00:00:06.160 | This is part nine in our series on contextual representation.
00:00:09.520 | For part nine, we're going to switch gears a little bit and talk about distillation.
00:00:13.800 | The name of the game here is going to be efficiency.
00:00:16.460 | We are seeking models that are smaller and therefore more efficient to use,
00:00:21.520 | especially at inference time,
00:00:23.280 | but nonetheless very performant,
00:00:25.780 | and distillation is a set of techniques for achieving that.
00:00:29.520 | On the first day of the course,
00:00:32.100 | I had this slide that tracked model size over time for our large language models,
00:00:36.940 | and you saw it going up and up and up all the way to
00:00:39.440 | palm at like 540 billion parameters.
00:00:42.980 | Then I offered a hopeful perspective that models would start getting smaller.
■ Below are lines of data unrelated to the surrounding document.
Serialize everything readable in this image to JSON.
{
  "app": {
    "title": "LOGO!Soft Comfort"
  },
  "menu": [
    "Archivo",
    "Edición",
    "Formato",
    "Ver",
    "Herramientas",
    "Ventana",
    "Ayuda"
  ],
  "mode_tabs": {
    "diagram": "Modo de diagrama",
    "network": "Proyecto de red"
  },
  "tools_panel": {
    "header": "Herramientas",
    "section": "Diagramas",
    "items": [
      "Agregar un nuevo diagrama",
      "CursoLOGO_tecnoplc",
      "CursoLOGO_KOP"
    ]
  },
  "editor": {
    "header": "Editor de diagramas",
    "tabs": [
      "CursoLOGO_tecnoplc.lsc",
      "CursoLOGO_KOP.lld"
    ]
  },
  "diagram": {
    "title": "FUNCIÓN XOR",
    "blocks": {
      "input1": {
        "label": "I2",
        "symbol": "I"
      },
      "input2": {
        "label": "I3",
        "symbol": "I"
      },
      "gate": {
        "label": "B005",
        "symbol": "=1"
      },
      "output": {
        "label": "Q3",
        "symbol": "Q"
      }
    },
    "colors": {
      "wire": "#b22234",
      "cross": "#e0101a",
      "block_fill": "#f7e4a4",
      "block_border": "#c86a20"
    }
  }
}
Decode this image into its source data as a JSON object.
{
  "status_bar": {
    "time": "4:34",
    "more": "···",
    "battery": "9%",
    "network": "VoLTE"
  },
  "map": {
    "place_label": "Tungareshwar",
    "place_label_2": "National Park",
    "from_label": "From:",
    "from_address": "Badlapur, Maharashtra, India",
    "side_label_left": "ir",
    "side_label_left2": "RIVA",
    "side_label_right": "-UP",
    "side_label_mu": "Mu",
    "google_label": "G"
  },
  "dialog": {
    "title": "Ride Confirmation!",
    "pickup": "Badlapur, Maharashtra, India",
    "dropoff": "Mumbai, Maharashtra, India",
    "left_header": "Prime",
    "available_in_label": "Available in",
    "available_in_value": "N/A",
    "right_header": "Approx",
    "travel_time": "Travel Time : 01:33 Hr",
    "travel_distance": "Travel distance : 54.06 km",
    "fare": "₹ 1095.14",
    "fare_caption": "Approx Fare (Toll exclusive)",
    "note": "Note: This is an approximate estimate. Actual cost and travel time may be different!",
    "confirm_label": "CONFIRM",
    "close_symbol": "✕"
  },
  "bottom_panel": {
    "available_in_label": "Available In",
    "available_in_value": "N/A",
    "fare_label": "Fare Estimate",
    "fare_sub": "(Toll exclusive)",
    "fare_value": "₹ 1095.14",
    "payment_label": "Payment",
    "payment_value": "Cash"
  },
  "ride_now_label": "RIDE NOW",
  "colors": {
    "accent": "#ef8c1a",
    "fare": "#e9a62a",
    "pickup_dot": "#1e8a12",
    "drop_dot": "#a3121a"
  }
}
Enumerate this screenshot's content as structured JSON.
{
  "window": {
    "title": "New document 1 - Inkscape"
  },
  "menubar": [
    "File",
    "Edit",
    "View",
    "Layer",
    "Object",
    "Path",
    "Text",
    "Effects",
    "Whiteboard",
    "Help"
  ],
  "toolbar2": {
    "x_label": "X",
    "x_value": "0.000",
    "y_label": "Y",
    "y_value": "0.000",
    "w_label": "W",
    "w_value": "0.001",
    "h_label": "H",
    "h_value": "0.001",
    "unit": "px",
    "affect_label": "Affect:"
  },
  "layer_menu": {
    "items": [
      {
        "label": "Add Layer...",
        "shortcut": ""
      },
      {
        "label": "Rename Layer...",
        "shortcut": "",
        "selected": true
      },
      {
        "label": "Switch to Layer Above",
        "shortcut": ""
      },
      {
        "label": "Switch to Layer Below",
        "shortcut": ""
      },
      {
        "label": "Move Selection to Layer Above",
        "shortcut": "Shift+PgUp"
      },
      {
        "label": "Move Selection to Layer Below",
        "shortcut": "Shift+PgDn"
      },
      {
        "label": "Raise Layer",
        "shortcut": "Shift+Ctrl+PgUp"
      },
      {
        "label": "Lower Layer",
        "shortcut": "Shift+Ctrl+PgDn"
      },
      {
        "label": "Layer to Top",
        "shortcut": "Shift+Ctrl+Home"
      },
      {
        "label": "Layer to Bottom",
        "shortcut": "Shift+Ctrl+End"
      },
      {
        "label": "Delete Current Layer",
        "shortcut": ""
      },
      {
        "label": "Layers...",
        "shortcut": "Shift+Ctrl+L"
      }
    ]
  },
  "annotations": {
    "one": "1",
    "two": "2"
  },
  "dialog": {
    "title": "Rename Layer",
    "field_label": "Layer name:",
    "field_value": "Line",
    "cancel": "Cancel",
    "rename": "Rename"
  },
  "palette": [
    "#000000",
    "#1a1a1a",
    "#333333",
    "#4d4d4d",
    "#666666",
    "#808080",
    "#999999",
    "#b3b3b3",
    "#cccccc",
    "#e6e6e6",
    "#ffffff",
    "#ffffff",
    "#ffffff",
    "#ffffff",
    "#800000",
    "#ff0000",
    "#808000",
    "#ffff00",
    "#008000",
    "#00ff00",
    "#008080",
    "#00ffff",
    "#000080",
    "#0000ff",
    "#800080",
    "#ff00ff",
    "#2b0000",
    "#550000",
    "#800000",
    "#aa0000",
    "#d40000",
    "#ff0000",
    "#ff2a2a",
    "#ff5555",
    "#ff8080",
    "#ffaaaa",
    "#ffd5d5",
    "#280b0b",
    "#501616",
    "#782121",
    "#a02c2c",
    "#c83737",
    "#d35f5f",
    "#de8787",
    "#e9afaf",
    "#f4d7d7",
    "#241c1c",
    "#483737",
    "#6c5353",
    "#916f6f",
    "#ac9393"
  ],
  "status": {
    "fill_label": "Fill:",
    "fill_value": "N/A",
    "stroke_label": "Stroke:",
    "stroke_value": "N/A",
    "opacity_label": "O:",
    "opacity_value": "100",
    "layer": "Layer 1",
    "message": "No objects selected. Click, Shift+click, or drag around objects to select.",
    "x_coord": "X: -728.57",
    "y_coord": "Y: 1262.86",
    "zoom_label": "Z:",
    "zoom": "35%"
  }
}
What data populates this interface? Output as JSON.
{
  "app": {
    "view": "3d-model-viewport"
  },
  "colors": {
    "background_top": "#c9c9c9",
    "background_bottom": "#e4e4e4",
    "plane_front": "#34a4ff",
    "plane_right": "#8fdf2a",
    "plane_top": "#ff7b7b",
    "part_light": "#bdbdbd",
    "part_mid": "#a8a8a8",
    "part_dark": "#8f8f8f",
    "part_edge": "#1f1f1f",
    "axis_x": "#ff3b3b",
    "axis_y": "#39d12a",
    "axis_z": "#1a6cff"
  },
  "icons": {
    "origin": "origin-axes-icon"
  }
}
00:00:47.320 | One perspective on why models might get smaller is that we can
00:00:51.800 | distill the essence of these really large models down into
00:00:55.740 | the small ones and therefore get models that are more efficient when deployed.
00:01:00.560 | The name of the game for distillation is that we have a teacher model that is
00:01:06.840 | presumably very good but also very large and therefore very expensive to use.
00:01:12.520 | The goal is to train a student model that has
00:01:16.160 | similar input-output behavior to the teacher,
00:01:19.740 | but is nonetheless much more efficient to use.
00:01:23.120 | We can do that in very lightweight ways that simply depend on having
00:01:27.060 | the student mimic the teacher in terms of its basic input-output behavior.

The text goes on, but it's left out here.